Se torniamo a far parlare il dottor Mattioli, possiamo misurare fino a
che punto il retrobottega di uno speziale del primo Cinquecento dovesse
somigliare a un’officina per il trattamento dei cadaveri, la bollitura e
l’essicamento delle carni, la polverizzazione delle ossa, l’estrazione
dei grassi. In effetti, «vera mummia» non era la carne secca e
grossolanamente triturata che veniva spacciata in giro da ciarlatani
senza scrupoli. Per produrre il meraviglioso rimedio – spiegava il
futuro medico degli Asburgo – bisognava riempire i «corpi christiani» di
una giusta «mistura d’aloe, mirrha e zaffarano», e «al congruo tempo
torla poi fuori»: «perciocché (secondo che scrivono gli Arabi) ha la
mummia assaissima virtù».
Non che tutti i medici del Cinquecento la pensassero come Pietro Andrea
Mattioli. Via via nel corso del secolo, e tanto più quando la dissezione
anatomica divenne pratica corrente, si alzarono voci come quella di
Ambroise Paré, medico alla corte dei re di Francia. Il quale, a forza di
assistere come chirurgo le truppe francesi in battaglia e di guardare
dentro i cadaveri dei soldati uccisi, si risolse a denunciare
pubblicamente la totale inefficacia terapeutica della carne umana, in
succo o in polvere che questa fosse. «I corpi mummificati in Francia
sono altrettanto buoni di quelli d’Egitto, poiché entrambi non valgono
nulla». Anziché come «buona droga», venduta dai farmacisti a prezzi da
capogiro, la «mummia» andava tutt’al più smerciata ai pescatori,
affinché il suo odore putrescente valesse da esca per i pesci.
Ma il Discorso sulla mummia di Paré non venne pubblicato che nel 1582.
Prima (almeno dal XIV secolo, e ben dentro il XVI) tutto un mondo di
medici e di speziali, di intermediari ebrei e di trafficanti cristiani,
di imprenditori di santità e di contrabbandieri di reliquie, si era
impegnato nella preparazione e nel commercio di carne umana. Ci aveva
forse speculato, profittando della credulità popolare. O aveva forse
cercato di mettere insieme, più o meno consapevolmente, forme di
rielaborazione collettiva di quello che nella tradizione occidentale è
il pasto rituale per eccellenza: il banchetto eucaristico. La salvifica
assunzione, attraverso l’ostia consacrata, del Corpo glorioso.
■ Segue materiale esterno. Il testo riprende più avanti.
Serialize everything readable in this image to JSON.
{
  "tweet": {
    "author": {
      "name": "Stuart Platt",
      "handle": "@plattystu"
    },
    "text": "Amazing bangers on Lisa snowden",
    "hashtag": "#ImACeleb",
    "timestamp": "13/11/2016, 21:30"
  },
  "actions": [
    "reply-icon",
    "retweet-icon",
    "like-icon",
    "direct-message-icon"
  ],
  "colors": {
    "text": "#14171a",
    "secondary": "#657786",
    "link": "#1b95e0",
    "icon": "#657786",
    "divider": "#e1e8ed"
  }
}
Non per caso – nota Angelica Montanari – l’accusa di celebrare
eucarestie sacrileghe, con ostie impastate di sangue umano, sostenne dal
Duecento in poi le campagne cristiane contro gli eretici: la
persecuzione e la repressione dei catari, dei manichei, dei valdesi. La
stessa «accusa del sangue», l’imputazione fatta agli ebrei di compiere
riti a sfondo cannibalico, si fondò sull’incubo di un rovesciamento
sacrilego della Pasqua cristiana. E anche lo stereotipo inquisitoriale
del sabba venne costruito sopra l’accusa fatta alle streghe di uccidere
bambini per ricavarne roba «commestibile e potabile». Tanto il sistema
di pensiero dell’Occidente medievale si trovava a ruotare –
metaforicamente, ma non solo – intorno al corpo di Cristo. E gli uomi ni
e le donne del tardo Medioevo sentivano il bisogno, nel bene come nel
male, di materia almeno altrettanto che di figura. Di carne e di sangue,
almeno altrettanto che di ostia e di vino.
Angelica M. Montanari, Il fiero pasto. Antropofagie medievali , il Mulino, Bologna, pagg. 238, € 22,00.